As demonstrated, the USING clause eliminates the repeated name column, while the ON clause version of JOIN keeps both columns from both tables.

The difference between JOIN, LEFT JOIN, RIGHT JOIN, INNER JOIN, and FULL join will be explained later.

Here are a few other multi-table operators that can be useful:

  • “EXCEPT” selects rows in one table that are not present in another table.
    • SELECT columnA FROM Table1 EXCEPT SELECT columnA FROM Table2
  • “INTERSECT” selects rows that are present in both tables.
    • SELECT columnA FROM Table1 INTERSECT SELECT columnA FROM Table2

We will be demonstrating these two operators later with the JOINS.

6 Connecting to Google BigQuery

RODBC can also connect to PaaS providers such as Google Cloud Platform and use it as a data-source. Utilizing it will allow faster query executions and minimize usage of local memory.

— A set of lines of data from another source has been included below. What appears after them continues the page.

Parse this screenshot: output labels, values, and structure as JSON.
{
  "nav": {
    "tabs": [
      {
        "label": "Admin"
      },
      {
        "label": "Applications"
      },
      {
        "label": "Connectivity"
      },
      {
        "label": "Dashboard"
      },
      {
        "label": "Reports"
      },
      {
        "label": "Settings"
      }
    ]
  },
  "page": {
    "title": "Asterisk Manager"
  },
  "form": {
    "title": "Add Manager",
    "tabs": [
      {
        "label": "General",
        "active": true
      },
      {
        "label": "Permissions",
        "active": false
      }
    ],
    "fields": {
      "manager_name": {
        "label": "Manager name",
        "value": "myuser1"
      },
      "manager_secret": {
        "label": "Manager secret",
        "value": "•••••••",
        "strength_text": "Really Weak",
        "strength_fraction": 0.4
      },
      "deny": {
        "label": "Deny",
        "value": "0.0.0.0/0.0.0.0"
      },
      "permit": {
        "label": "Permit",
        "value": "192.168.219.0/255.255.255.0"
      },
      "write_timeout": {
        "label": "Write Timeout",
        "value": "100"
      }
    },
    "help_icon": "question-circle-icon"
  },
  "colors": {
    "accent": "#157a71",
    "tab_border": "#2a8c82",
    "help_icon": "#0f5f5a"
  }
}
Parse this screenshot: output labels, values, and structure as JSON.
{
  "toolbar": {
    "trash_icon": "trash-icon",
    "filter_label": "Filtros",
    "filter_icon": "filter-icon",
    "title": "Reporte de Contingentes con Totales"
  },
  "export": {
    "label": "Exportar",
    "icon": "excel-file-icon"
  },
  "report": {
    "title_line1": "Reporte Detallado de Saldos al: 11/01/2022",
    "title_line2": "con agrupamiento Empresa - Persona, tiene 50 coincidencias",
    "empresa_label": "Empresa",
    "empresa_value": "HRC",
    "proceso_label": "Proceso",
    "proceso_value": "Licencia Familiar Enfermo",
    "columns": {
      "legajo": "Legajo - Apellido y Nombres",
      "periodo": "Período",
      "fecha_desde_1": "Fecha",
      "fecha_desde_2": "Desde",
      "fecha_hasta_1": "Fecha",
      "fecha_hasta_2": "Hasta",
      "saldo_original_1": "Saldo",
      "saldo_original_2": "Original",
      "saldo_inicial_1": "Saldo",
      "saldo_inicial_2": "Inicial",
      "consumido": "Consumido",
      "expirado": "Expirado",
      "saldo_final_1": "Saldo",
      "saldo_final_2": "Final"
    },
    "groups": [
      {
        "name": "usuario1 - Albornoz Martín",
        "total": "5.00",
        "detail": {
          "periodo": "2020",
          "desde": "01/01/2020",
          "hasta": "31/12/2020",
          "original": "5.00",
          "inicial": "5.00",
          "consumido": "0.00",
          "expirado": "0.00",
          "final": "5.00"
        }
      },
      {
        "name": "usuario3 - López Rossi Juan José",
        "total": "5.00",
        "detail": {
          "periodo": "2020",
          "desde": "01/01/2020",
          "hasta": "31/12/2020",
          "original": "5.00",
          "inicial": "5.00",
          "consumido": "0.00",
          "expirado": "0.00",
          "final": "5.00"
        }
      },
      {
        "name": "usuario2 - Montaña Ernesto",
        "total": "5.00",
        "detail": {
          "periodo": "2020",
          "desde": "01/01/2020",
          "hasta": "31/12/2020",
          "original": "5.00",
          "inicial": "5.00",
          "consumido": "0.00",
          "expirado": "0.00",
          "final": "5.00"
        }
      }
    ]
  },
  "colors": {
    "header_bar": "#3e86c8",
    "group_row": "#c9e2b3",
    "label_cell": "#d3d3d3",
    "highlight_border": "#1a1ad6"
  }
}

6.2 Billing in Google BigQuery

With smaller scale querying operations, BigQuery is free for public use, but it charges a fee for heavy usage. That’s why it’s important to specify billing information when querying.

Fees for BigQuery are billed on a per-project basis, and when supplying billing information, just provide the project that should be billed for. When you are not an eligible member of the project with the permission to bill the project, billing that project will be declined.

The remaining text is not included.